University of Minnesota Southern Research and Outreach Center invited public to open house

WASECA, Minn. (KEYC) — For more than ten years, the University of Minnesota Southern Research and Outreach Center has held an annual open house displaying their research as they invite the public for a day of agricultural learning.

Groups such as Minnesota Soybean Growers Association, 4-H and wineries joined the research center in displaying the fruits of the agricultural industries’ labor as they continue to evolve.

“Agriculture has changed, demographics have changed, people who care about agriculture have changed. We have fewer farmers, farming is now really high tech, we’ve got more kids that are not directly connected to farms,” said professor and head at, the University of Minnesota Southern Research and Outreach Center.

The research center hopes to bridge the gap between producers and consumers.

“How do we communicate the value of what we do to the everyday person? We figured the best way to do it was create a fun event, bring them in, let them have a good time with their family, their friends, and put on some interactive exhibits,” said Izuno.

A free meal, baby animals and a first look at new, locally-brewed adult beverages made it an event for all ages.

“Microbreweries are very popular and those brewers are local brewers that would like to use local hops and we’ve got some people here working on that and there’s a brewer here that can show you some samples of what they’re doing in that industry,” said scientist at the University of Minnesota Southern Research and Outreach Center, Tom Hoverstad.

“Beer Brewing is going back to the way it was before the prohibition, in that now every little town is getting their own brewery, people are starting to want to go back to their local brewery and have a beer rather than going to the store and buying it,” said Half Pint Brewing Company owner and head brewer, Mike McQuery.

Growing hardier hops varieties is one of many solutions being sought after by the University of Minnesota.

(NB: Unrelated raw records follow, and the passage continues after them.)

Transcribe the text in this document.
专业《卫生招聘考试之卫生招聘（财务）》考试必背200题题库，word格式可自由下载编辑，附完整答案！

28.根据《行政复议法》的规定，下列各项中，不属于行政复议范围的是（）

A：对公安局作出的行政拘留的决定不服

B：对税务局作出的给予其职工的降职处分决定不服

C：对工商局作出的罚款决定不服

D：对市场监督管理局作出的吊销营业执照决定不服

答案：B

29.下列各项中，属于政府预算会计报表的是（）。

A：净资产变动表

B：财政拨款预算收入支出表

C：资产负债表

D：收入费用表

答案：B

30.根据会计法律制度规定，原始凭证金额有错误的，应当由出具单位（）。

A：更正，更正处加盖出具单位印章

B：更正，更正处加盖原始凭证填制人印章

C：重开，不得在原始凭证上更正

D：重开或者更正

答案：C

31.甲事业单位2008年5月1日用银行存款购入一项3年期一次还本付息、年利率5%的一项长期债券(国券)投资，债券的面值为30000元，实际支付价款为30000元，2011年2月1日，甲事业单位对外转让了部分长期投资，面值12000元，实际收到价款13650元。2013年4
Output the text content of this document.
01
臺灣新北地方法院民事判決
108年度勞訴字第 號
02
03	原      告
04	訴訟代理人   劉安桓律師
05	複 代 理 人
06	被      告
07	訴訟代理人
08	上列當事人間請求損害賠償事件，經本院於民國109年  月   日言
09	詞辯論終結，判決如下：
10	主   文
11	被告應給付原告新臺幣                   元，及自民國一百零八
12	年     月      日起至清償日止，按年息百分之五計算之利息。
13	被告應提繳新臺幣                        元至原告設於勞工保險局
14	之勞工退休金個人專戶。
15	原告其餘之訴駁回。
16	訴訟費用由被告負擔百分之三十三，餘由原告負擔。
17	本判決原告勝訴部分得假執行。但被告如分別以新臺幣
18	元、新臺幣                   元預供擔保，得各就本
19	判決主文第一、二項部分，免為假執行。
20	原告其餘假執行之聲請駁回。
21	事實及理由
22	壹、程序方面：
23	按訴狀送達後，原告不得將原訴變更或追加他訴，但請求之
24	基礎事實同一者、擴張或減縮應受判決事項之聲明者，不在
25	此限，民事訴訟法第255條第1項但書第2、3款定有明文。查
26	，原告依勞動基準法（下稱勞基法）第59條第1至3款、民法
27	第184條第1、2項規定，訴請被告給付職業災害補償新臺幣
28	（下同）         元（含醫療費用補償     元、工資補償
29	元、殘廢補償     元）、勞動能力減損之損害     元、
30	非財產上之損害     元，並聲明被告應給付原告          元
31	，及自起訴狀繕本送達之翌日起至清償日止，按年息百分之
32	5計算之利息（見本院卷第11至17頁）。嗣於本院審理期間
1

“We work across areas from crop systems to livestock systems, a key part of this is the health of our animal food systems, the productivity of those animal food systems and really trying to draw that science into a place that delivers on feeding that growing population and conserving and protecting our natural resources,” said dean of the College of Food, Agriculture and Natural Resource Sciences at the University of Minnesota, Brian Buhr.